While these spin-offs may increase the number of Islamic commercial banks, they will also raise expectations around capital strength, governance and strategic clarity.
Regulators have signalled that institutions without sufficient scale and discipline risk becoming structurally weak.
The sector’s outlook is also shaped by lessons from Bank Muamalat, Indonesia’s first Islamic bank, which has faced asset quality pressures and restructuring. Its experience underscores that Sharia principles alone do not guarantee resilience, and that transparency, strong shareholders and regulatory support remain essential, says Nur.
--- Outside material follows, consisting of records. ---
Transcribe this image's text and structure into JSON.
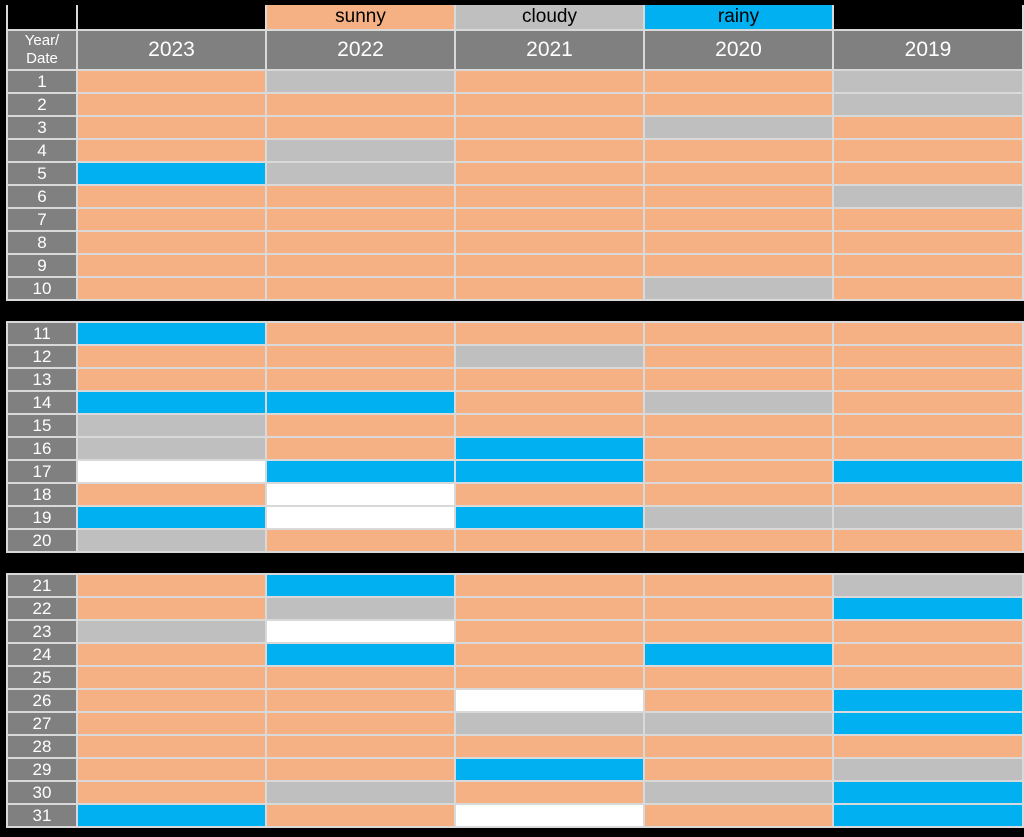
{
  "colors": {
    "page_background": "#000000",
    "gridline": "#D9D9D9",
    "header_bg": "#808080",
    "header_text": "#FFFFFF",
    "legend_text": "#000000",
    "sunny": "#F5B183",
    "cloudy": "#BFBFBF",
    "rainy": "#00B0F0",
    "blank": "#FFFFFF"
  },
  "legend_labels": [
    "sunny",
    "cloudy",
    "rainy"
  ],
  "chart_data": {
    "type": "heatmap",
    "corner_label": "Year/\nDate",
    "x_labels": [
      "2023",
      "2022",
      "2021",
      "2020",
      "2019"
    ],
    "y_labels": [
      "1",
      "2",
      "3",
      "4",
      "5",
      "6",
      "7",
      "8",
      "9",
      "10",
      "11",
      "12",
      "13",
      "14",
      "15",
      "16",
      "17",
      "18",
      "19",
      "20",
      "21",
      "22",
      "23",
      "24",
      "25",
      "26",
      "27",
      "28",
      "29",
      "30",
      "31"
    ],
    "cell_categories": [
      "sunny",
      "cloudy",
      "rainy",
      "blank"
    ],
    "legend_position": "top",
    "sections": [
      [
        1,
        10
      ],
      [
        11,
        20
      ],
      [
        21,
        31
      ]
    ],
    "values": [
      [
        "sunny",
        "cloudy",
        "sunny",
        "sunny",
        "cloudy"
      ],
      [
        "sunny",
        "sunny",
        "sunny",
        "sunny",
        "cloudy"
      ],
      [
        "sunny",
        "sunny",
        "sunny",
        "cloudy",
        "sunny"
      ],
      [
        "sunny",
        "cloudy",
        "sunny",
        "sunny",
        "sunny"
      ],
      [
        "rainy",
        "cloudy",
        "sunny",
        "sunny",
        "sunny"
      ],
      [
        "sunny",
        "sunny",
        "sunny",
        "sunny",
        "cloudy"
      ],
      [
        "sunny",
        "sunny",
        "sunny",
        "sunny",
        "sunny"
      ],
      [
        "sunny",
        "sunny",
        "sunny",
        "sunny",
        "sunny"
      ],
      [
        "sunny",
        "sunny",
        "sunny",
        "sunny",
        "sunny"
      ],
      [
        "sunny",
        "sunny",
        "sunny",
        "cloudy",
        "sunny"
      ],
      [
        "rainy",
        "sunny",
        "sunny",
        "sunny",
        "sunny"
      ],
      [
        "sunny",
        "sunny",
        "cloudy",
        "sunny",
        "sunny"
      ],
      [
        "sunny",
        "sunny",
        "sunny",
        "sunny",
        "sunny"
      ],
      [
        "rainy",
        "rainy",
        "sunny",
        "cloudy",
        "sunny"
      ],
      [
        "cloudy",
        "sunny",
        "sunny",
        "sunny",
        "sunny"
      ],
      [
        "cloudy",
        "sunny",
        "rainy",
        "sunny",
        "sunny"
      ],
      [
        "blank",
        "rainy",
        "rainy",
        "sunny",
        "rainy"
      ],
      [
        "sunny",
        "blank",
        "sunny",
        "sunny",
        "sunny"
      ],
      [
        "rainy",
        "blank",
        "rainy",
        "cloudy",
        "cloudy"
      ],
      [
        "cloudy",
        "sunny",
        "sunny",
        "sunny",
        "sunny"
      ],
      [
        "sunny",
        "rainy",
        "sunny",
        "sunny",
        "cloudy"
      ],
      [
        "sunny",
        "cloudy",
        "sunny",
        "sunny",
        "rainy"
      ],
      [
        "cloudy",
        "blank",
        "sunny",
        "sunny",
        "sunny"
      ],
      [
        "sunny",
        "rainy",
        "sunny",
        "rainy",
        "sunny"
      ],
      [
        "sunny",
        "sunny",
        "sunny",
        "sunny",
        "sunny"
      ],
      [
        "sunny",
        "sunny",
        "blank",
        "sunny",
        "rainy"
      ],
      [
        "sunny",
        "sunny",
        "cloudy",
        "cloudy",
        "rainy"
      ],
      [
        "sunny",
        "sunny",
        "sunny",
        "sunny",
        "sunny"
      ],
      [
        "sunny",
        "sunny",
        "rainy",
        "sunny",
        "cloudy"
      ],
      [
        "sunny",
        "cloudy",
        "sunny",
        "cloudy",
        "rainy"
      ],
      [
        "rainy",
        "sunny",
        "blank",
        "sunny",
        "rainy"
      ]
    ]
  }
}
Digital transformation will be another decisive factor by 2026. With younger customers demanding seamless digital services, Islamic banks are under pressure to match conventional peers on speed and usability.
Digital platforms also offer a cost-effective way to expand MSME financing and integrate with the growing Islamic fintech and halal economy ecosystem.
Looking ahead, moderate growth scenarios project Islamic banking’s market share rising to around nine percent by 2026, with more optimistic outcomes pointing to double-digit levels if consolidation and spin-offs proceed smoothly. More important than headline numbers, however, is the quality of growth.
With supportive public policy, sound governance and effective risk management, Indonesia’s Islamic banking sector has an opportunity to move decisively beyond its niche status and establish itself as a credible pillar of the national financial system by 2026, says Nur.